October 9, 2021

An Introduction to Deepfake

Deepfake is a fascinating technology with both good and dangerous use cases. Whatever aspects will be dominating, it will likely become a big hype and demonstrates the importance to regulate AI.

Image Corrections and Special Effects

Manipulation of images and videos exists since analog film processing. Simple image corrections such darken or lighten of image areas were applied in the traditional darkroom. Later, those techniques got replicated digitally in software applications like Photoshop together with much more comprehensive features to alter image pixels. The expression that images are "photoshopped" is a statement that such images looks faked, manipulated or unreal.

The CVS Beauty Mark educates customers about authentic and digitally altered photos

Equivalents in film and video production are special effects (SFX). Early approaches involved matte painting techniques to add painted image content to existing film scenes. The digital era introduced compositing software such as After Effects that has been recognized as a Photoshop for video (both by Adobe).

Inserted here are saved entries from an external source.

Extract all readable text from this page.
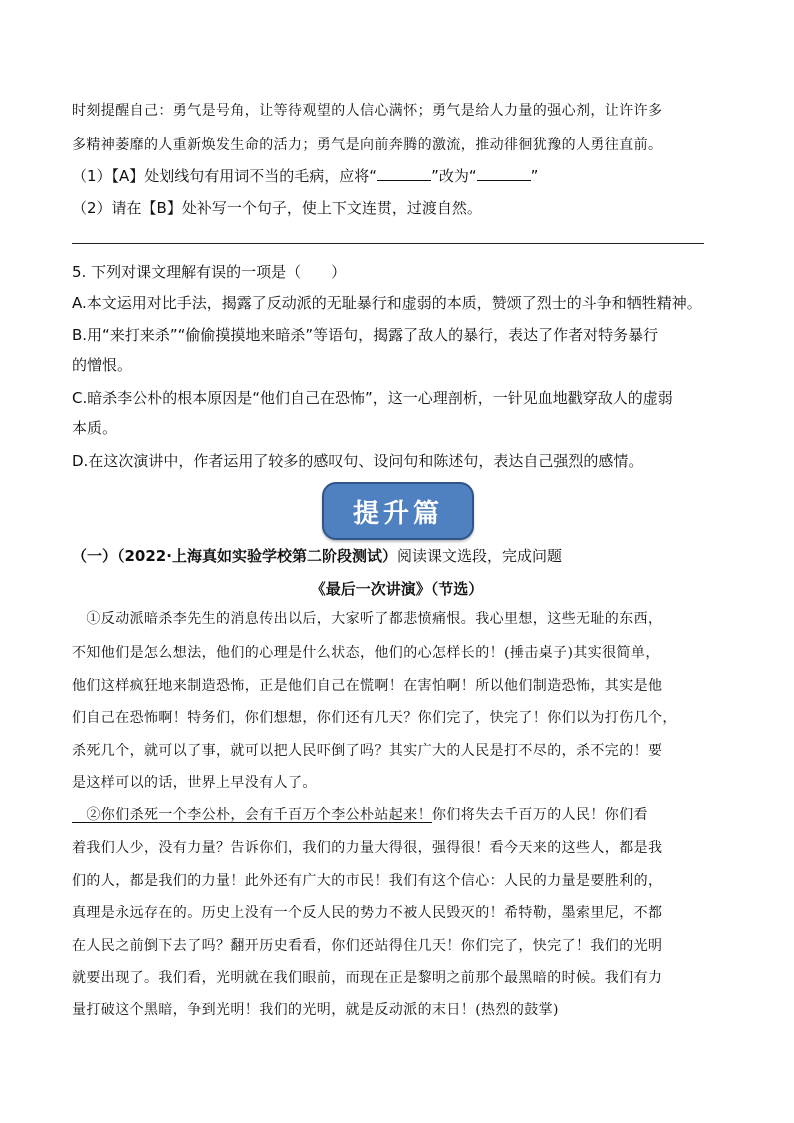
时刻提醒自己：勇气是号角，让等待观望的人信心满怀；勇气是给人力量的强心剂，让许许多
多精神萎靡的人重新焕发生命的活力；勇气是向前奔腾的激流，推动徘徊犹豫的人勇往直前。
（1）【A】处划线句有用词不当的毛病，应将“	”改为“	”
（2）请在【B】处补写一个句子，使上下文连贯，过渡自然。
5. 下列对课文理解有误的一项是（　　）
A.本文运用对比手法，揭露了反动派的无耻暴行和虚弱的本质，赞颂了烈士的斗争和牺牲精神。
B.用“来打来杀”“偷偷摸摸地来暗杀”等语句，揭露了敌人的暴行，表达了作者对特务暴行
的憎恨。
C.暗杀李公朴的根本原因是“他们自己在恐怖”，这一心理剖析，一针见血地戳穿敌人的虚弱
本质。
D.在这次演讲中，作者运用了较多的感叹句、设问句和陈述句，表达自己强烈的感情。
提升篇
（一）（2022·上海真如实验学校第二阶段测试）阅读课文选段，完成问题
《最后一次讲演》（节选）
　①反动派暗杀李先生的消息传出以后，大家听了都悲愤痛恨。我心里想，这些无耻的东西，
不知他们是怎么想法，他们的心理是什么状态，他们的心怎样长的！(捶击桌子)其实很简单，
他们这样疯狂地来制造恐怖，正是他们自己在慌啊！在害怕啊！所以他们制造恐怖，其实是他
们自己在恐怖啊！特务们，你们想想，你们还有几天？你们完了，快完了！你们以为打伤几个，
杀死几个，就可以了事，就可以把人民吓倒了吗？其实广大的人民是打不尽的，杀不完的！要
是这样可以的话，世界上早没有人了。
　②你们杀死一个李公朴，会有千百万个李公朴站起来！你们将失去千百万的人民！你们看
着我们人少，没有力量？告诉你们，我们的力量大得很，强得很！看今天来的这些人，都是我
们的人，都是我们的力量！此外还有广大的市民！我们有这个信心：人民的力量是要胜利的，
真理是永远存在的。历史上没有一个反人民的势力不被人民毁灭的！希特勒，墨索里尼，不都
在人民之前倒下去了吗？翻开历史看看，你们还站得住几天！你们完了，快完了！我们的光明
就要出现了。我们看，光明就在我们眼前，而现在正是黎明之前那个最黑暗的时候。我们有力
量打破这个黑暗，争到光明！我们的光明，就是反动派的末日！(热烈的鼓掌)
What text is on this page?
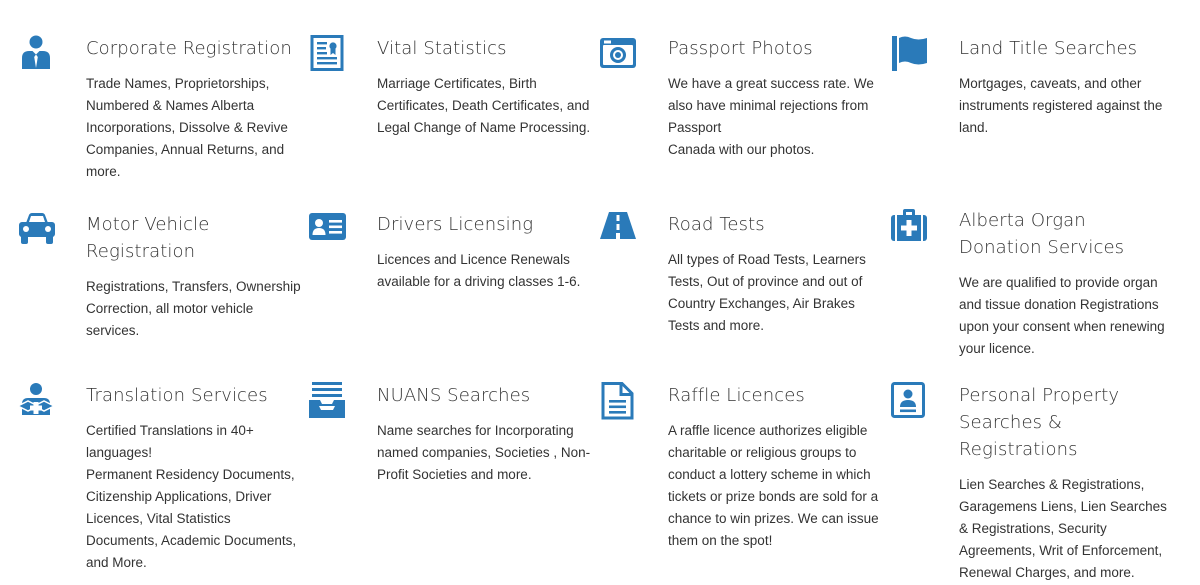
Corporate Registration

Trade Names, Proprietorships, Numbered & Names Alberta Incorporations, Dissolve & Revive Companies, Annual Returns, and more.

Vital Statistics

Marriage Certificates, Birth Certificates, Death Certificates, and Legal Change of Name Processing.

Passport Photos

We have a great success rate. We also have minimal rejections from Passport
Canada with our photos.

Land Title Searches

Mortgages, caveats, and other instruments registered against the land.

Motor Vehicle Registration

Registrations, Transfers, Ownership Correction, all motor vehicle services.

Drivers Licensing

Licences and Licence Renewals available for a driving classes 1-6.

Road Tests

All types of Road Tests, Learners Tests, Out of province and out of Country Exchanges, Air Brakes Tests and more.

Alberta Organ Donation Services

We are qualified to provide organ and tissue donation Registrations upon your consent when renewing your licence.

Translation Services

Certified Translations in 40+ languages!
Permanent Residency Documents, Citizenship Applications, Driver Licences, Vital Statistics Documents, Academic Documents, and More.

NUANS Searches

Name searches for Incorporating named companies, Societies , Non-Profit Societies and more.

Raffle Licences

A raffle licence authorizes eligible charitable or religious groups to conduct a lottery scheme in which tickets or prize bonds are sold for a chance to win prizes. We can issue them on the spot!

Personal Property Searches & Registrations

Lien Searches & Registrations, Garagemens Liens, Lien Searches & Registrations, Security Agreements, Writ of Enforcement, Renewal Charges, and more.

Typical Hollywood movies show a long list of SFX artists in the closing credits even if many tasks such as rotoscoping have been automated to large extent. Rotoscoping is a method to extract objects from a scene or remove backgrounds from foregrounds. Chromakeying (aka bluescreening or greenscreening in blue and green boxes) is a partly automated process of rotoscoping where green or blue backgrounds are replaced with different image content.

Video Conferencing

Using virtual backgrounds in video conferencing became very popular. Most people use virtual backgrounds to replace their work and home environments without leveraging the advantages of blue or green boxes. In this case, video conferencing applications try recognizing the person in front of the camera as foreground and extract them from what the software algorithm interprets as background. Results are not as precise as chromakeying but can be impressively good considering the low resolution of webcams in combination with poor light conditions.

Current implementations in video conferencing are based on fixed algorithms. Microsoft claims that their Teams video conferencing solution "uses a highly trained model" that differentiates users from backgrounds. This is a reference to an algorithm that got trained by Microsoft leveraging machine learning with sample content. At this point, it's fair to assume that no autonomously learning happens over time to personalize the experience around individual users in front of the camera and their backgrounds. The method could be further improved with deep learning but it would raise privacy concerns if the algorithm would process individual user data.

No need for a green screen says Microsoft

Deep Learning

To better understand how AI based video manipulation works, we need to first take a closer look on the different methods available within the spectrum of AI.

As the name suggests, deepfake is related to deep learning. In deep learning, software algorithms process unstructured data autonomously. Processing large amounts of image data is very suitable for deep learning to improve results independently from human interaction - except modifications of the core algorithm to allow developers improving methods of self-learning. Deep learning tries mimicking the neuronic learning process of the human brain. Like with humans, results become better with more practice. Developers are the teachers who introduce better methods but the learning process happens autonomously.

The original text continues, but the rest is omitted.